Yes, the curve converges to a certain limit in the long-run
Why is there a scalability limit for throughput?
- overhead with parallelization
- bottleneck: initiation of parallelization is a sequential process –> at a certain point, the sequential part dominates the execution (Amdahl’s law)
- shared databases limit the load that can be processed
- programming influences whether applications can scale
What is scalability of applications?
Characteristics of an application to increase its capacity (throughput)
What does the capacity of an application depend on?
- available resource capacities
- application design (whether the app is programmed for scalability)
What are scalability limits?
- maximum application capacity
- throughput can be limited by max resource capacities or application design
What happens when applications with poor scalability are scaled?
- significant drop in efficiency
What is speedup?
performace (p processors) / performance (1 processor)
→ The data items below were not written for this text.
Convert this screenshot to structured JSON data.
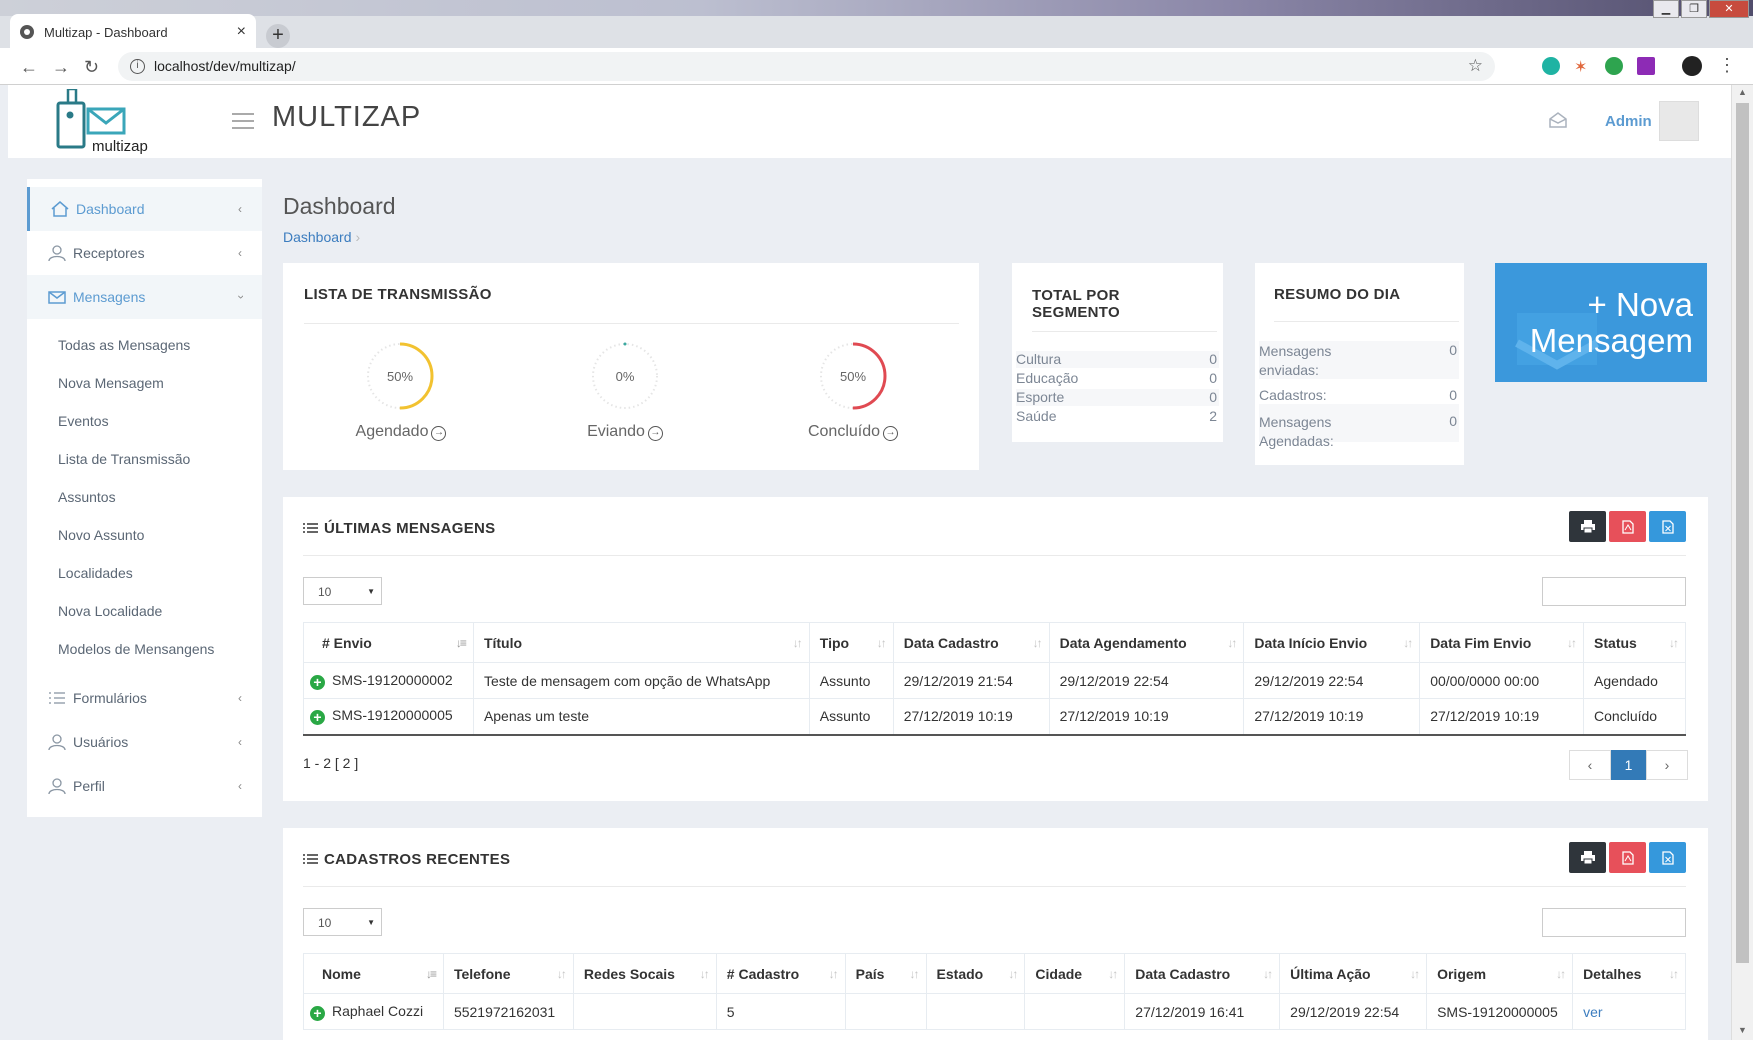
{
  "browser": {
    "tab_title": "Multizap - Dashboard",
    "tab_close": "×",
    "new_tab": "+",
    "url": "localhost/dev/multizap/",
    "window_buttons": [
      "▁",
      "❐",
      "✕"
    ]
  },
  "header": {
    "app_name": "MULTIZAP",
    "logo_text": "multizap",
    "user": "Admin"
  },
  "sidebar": {
    "items": [
      {
        "label": "Dashboard",
        "icon": "home-icon"
      },
      {
        "label": "Receptores",
        "icon": "users-icon"
      },
      {
        "label": "Mensagens",
        "icon": "envelope-icon"
      },
      {
        "label": "Formulários",
        "icon": "list-icon"
      },
      {
        "label": "Usuários",
        "icon": "user-icon"
      },
      {
        "label": "Perfil",
        "icon": "user-icon"
      }
    ],
    "submenu": [
      "Todas as Mensagens",
      "Nova Mensagem",
      "Eventos",
      "Lista de Transmissão",
      "Assuntos",
      "Novo Assunto",
      "Localidades",
      "Nova Localidade",
      "Modelos de Mensangens"
    ]
  },
  "page": {
    "title": "Dashboard",
    "breadcrumb": "Dashboard",
    "breadcrumb_sep": "›"
  },
  "lista": {
    "title": "LISTA DE TRANSMISSÃO",
    "gauges": [
      {
        "label": "Agendado",
        "percent_text": "50%",
        "value": 50,
        "color": "#f2c230"
      },
      {
        "label": "Eviando",
        "percent_text": "0%",
        "value": 0,
        "color": "#3ba9a0"
      },
      {
        "label": "Concluído",
        "percent_text": "50%",
        "value": 50,
        "color": "#e04a52"
      }
    ]
  },
  "segmento": {
    "title_line1": "TOTAL POR",
    "title_line2": "SEGMENTO",
    "rows": [
      {
        "label": "Cultura",
        "value": "0"
      },
      {
        "label": "Educação",
        "value": "0"
      },
      {
        "label": "Esporte",
        "value": "0"
      },
      {
        "label": "Saúde",
        "value": "2"
      }
    ]
  },
  "resumo": {
    "title": "RESUMO DO DIA",
    "rows": [
      {
        "label1": "Mensagens",
        "label2": "enviadas:",
        "value": "0"
      },
      {
        "label1": "Cadastros:",
        "label2": "",
        "value": "0"
      },
      {
        "label1": "Mensagens",
        "label2": "Agendadas:",
        "value": "0"
      }
    ]
  },
  "nova": {
    "line1": "+ Nova",
    "line2": "Mensagem"
  },
  "ultimas": {
    "title": "ÚLTIMAS MENSAGENS",
    "page_size": "10",
    "columns": [
      "# Envio",
      "Título",
      "Tipo",
      "Data Cadastro",
      "Data Agendamento",
      "Data Início Envio",
      "Data Fim Envio",
      "Status"
    ],
    "rows": [
      [
        "SMS-19120000002",
        "Teste de mensagem com opção de WhatsApp",
        "Assunto",
        "29/12/2019 21:54",
        "29/12/2019 22:54",
        "29/12/2019 22:54",
        "00/00/0000 00:00",
        "Agendado"
      ],
      [
        "SMS-19120000005",
        "Apenas um teste",
        "Assunto",
        "27/12/2019 10:19",
        "27/12/2019 10:19",
        "27/12/2019 10:19",
        "27/12/2019 10:19",
        "Concluído"
      ]
    ],
    "summary": "1 - 2 [ 2 ]",
    "pager": [
      "‹",
      "1",
      "›"
    ]
  },
  "cadastros": {
    "title": "CADASTROS RECENTES",
    "page_size": "10",
    "columns": [
      "Nome",
      "Telefone",
      "Redes Socais",
      "# Cadastro",
      "País",
      "Estado",
      "Cidade",
      "Data Cadastro",
      "Última Ação",
      "Origem",
      "Detalhes"
    ],
    "rows": [
      [
        "Raphael Cozzi",
        "5521972162031",
        "",
        "5",
        "",
        "",
        "",
        "27/12/2019 16:41",
        "29/12/2019 22:54",
        "SMS-19120000005",
        "ver"
      ]
    ]
  },
  "colors": {
    "accent": "#5c9bd1",
    "nova_bg": "#3b98dc",
    "btn_print": "#2f353b",
    "btn_pdf": "#e7505a",
    "btn_excel": "#3598dc",
    "plus_badge": "#2aa845"
  }
}
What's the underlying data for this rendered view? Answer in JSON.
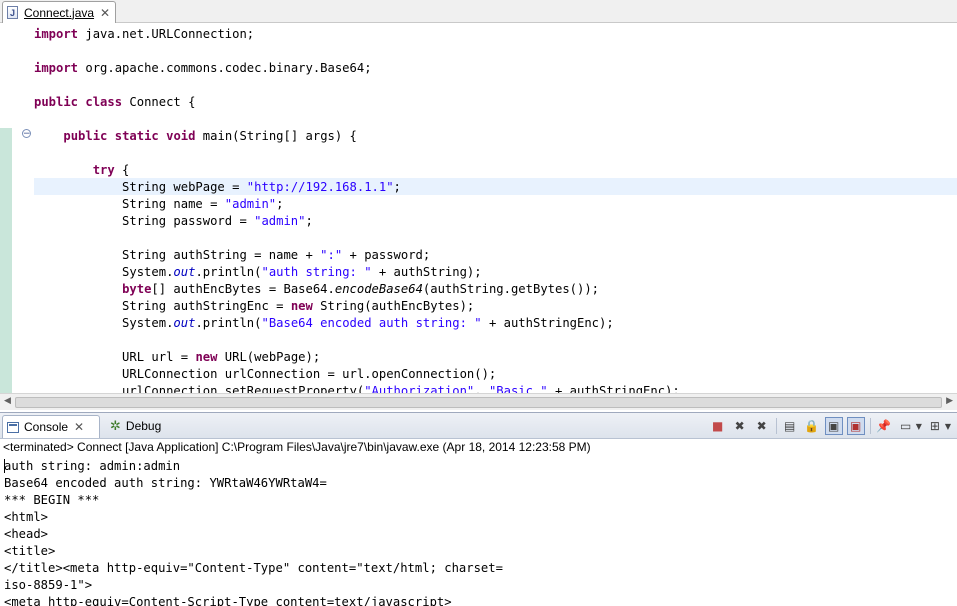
{
  "editor_tab": {
    "label": "Connect.java",
    "icon": "J"
  },
  "code_lines": [
    [
      {
        "t": "import",
        "c": "kw"
      },
      {
        "t": " java.net.URLConnection;"
      }
    ],
    [],
    [
      {
        "t": "import",
        "c": "kw"
      },
      {
        "t": " org.apache.commons.codec.binary.Base64;"
      }
    ],
    [],
    [
      {
        "t": "public",
        "c": "kw"
      },
      {
        "t": " "
      },
      {
        "t": "class",
        "c": "kw"
      },
      {
        "t": " Connect {"
      }
    ],
    [],
    [
      {
        "t": "    "
      },
      {
        "t": "public",
        "c": "kw"
      },
      {
        "t": " "
      },
      {
        "t": "static",
        "c": "kw"
      },
      {
        "t": " "
      },
      {
        "t": "void",
        "c": "kw"
      },
      {
        "t": " main(String[] args) {"
      }
    ],
    [],
    [
      {
        "t": "        "
      },
      {
        "t": "try",
        "c": "kw"
      },
      {
        "t": " {"
      }
    ],
    [
      {
        "t": "            String webPage = "
      },
      {
        "t": "\"http://192.168.1.1\"",
        "c": "str"
      },
      {
        "t": ";"
      }
    ],
    [
      {
        "t": "            String name = "
      },
      {
        "t": "\"admin\"",
        "c": "str"
      },
      {
        "t": ";"
      }
    ],
    [
      {
        "t": "            String password = "
      },
      {
        "t": "\"admin\"",
        "c": "str"
      },
      {
        "t": ";"
      }
    ],
    [],
    [
      {
        "t": "            String authString = name + "
      },
      {
        "t": "\":\"",
        "c": "str"
      },
      {
        "t": " + password;"
      }
    ],
    [
      {
        "t": "            System."
      },
      {
        "t": "out",
        "c": "fld"
      },
      {
        "t": ".println("
      },
      {
        "t": "\"auth string: \"",
        "c": "str"
      },
      {
        "t": " + authString);"
      }
    ],
    [
      {
        "t": "            "
      },
      {
        "t": "byte",
        "c": "kw"
      },
      {
        "t": "[] authEncBytes = Base64."
      },
      {
        "t": "encodeBase64",
        "c": "mth"
      },
      {
        "t": "(authString.getBytes());"
      }
    ],
    [
      {
        "t": "            String authStringEnc = "
      },
      {
        "t": "new",
        "c": "kw"
      },
      {
        "t": " String(authEncBytes);"
      }
    ],
    [
      {
        "t": "            System."
      },
      {
        "t": "out",
        "c": "fld"
      },
      {
        "t": ".println("
      },
      {
        "t": "\"Base64 encoded auth string: \"",
        "c": "str"
      },
      {
        "t": " + authStringEnc);"
      }
    ],
    [],
    [
      {
        "t": "            URL url = "
      },
      {
        "t": "new",
        "c": "kw"
      },
      {
        "t": " URL(webPage);"
      }
    ],
    [
      {
        "t": "            URLConnection urlConnection = url.openConnection();"
      }
    ],
    [
      {
        "t": "            urlConnection.setRequestProperty("
      },
      {
        "t": "\"Authorization\"",
        "c": "str"
      },
      {
        "t": ", "
      },
      {
        "t": "\"Basic \"",
        "c": "str"
      },
      {
        "t": " + authStringEnc);"
      }
    ]
  ],
  "console": {
    "tab_label": "Console",
    "debug_label": "Debug",
    "terminated": "<terminated> Connect [Java Application] C:\\Program Files\\Java\\jre7\\bin\\javaw.exe (Apr 18, 2014 12:23:58 PM)",
    "output": [
      "auth string: admin:admin",
      "Base64 encoded auth string: YWRtaW46YWRtaW4=",
      "*** BEGIN ***",
      "<html>",
      "<head>",
      "<title>",
      "</title><meta http-equiv=\"Content-Type\" content=\"text/html; charset=",
      "iso-8859-1\">",
      "<meta http-equiv=Content-Script-Type content=text/javascript>"
    ]
  },
  "icons": {
    "tab_close": "close-icon",
    "toolbar": [
      "terminate-icon",
      "remove-launch-icon",
      "remove-all-terminated-icon",
      "clear-console-icon",
      "scroll-lock-icon",
      "show-on-stdout-icon",
      "show-on-stderr-icon",
      "pin-console-icon",
      "display-selected-console-icon",
      "open-console-icon"
    ]
  },
  "colors": {
    "keyword": "#7f0055",
    "string": "#2a00ff",
    "field": "#0000c0",
    "current_line": "#e8f2fe",
    "change_bar": "#c9e6da"
  }
}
e.g. for CPU the transactions per second
efficiency
efficiency (p processors) = speedup (p processors) / p
Does speedup linearly scale?
No. With one processor the efficiency = 1 but then the efficiency drops
What is parallel computing?
Where many processors work simultaneously to produce exceptional computational power and to significantly reduce the total computational time.
What is elasticity?
- dynamic adaptation of the capacity to a change in the workload
- no shutdown/restart required
- shrink capacity, if workload decreases
- increase capacity, if workload increases
What is autoscaling?
Cloud computing feature that enables organizations to scale cloud services such as server capacities or VMs up or down automatically, based on defined situations such as traffic or utilization levels.
What is a backend service?
Needed to answer requests that arrive at the frontend
What is vertical scaling - scaling up?
Scale the server on which the service is running.
You can increase the capacity of a single service instance by increasing its resources:
- increase CPU time percentage
- increase clock frequency
- add more cores
- replace existing resources with more powerful ones
Pros of vertical scaling
- easy to replace a resource with a more powerful one
- it does not require a re-design of the application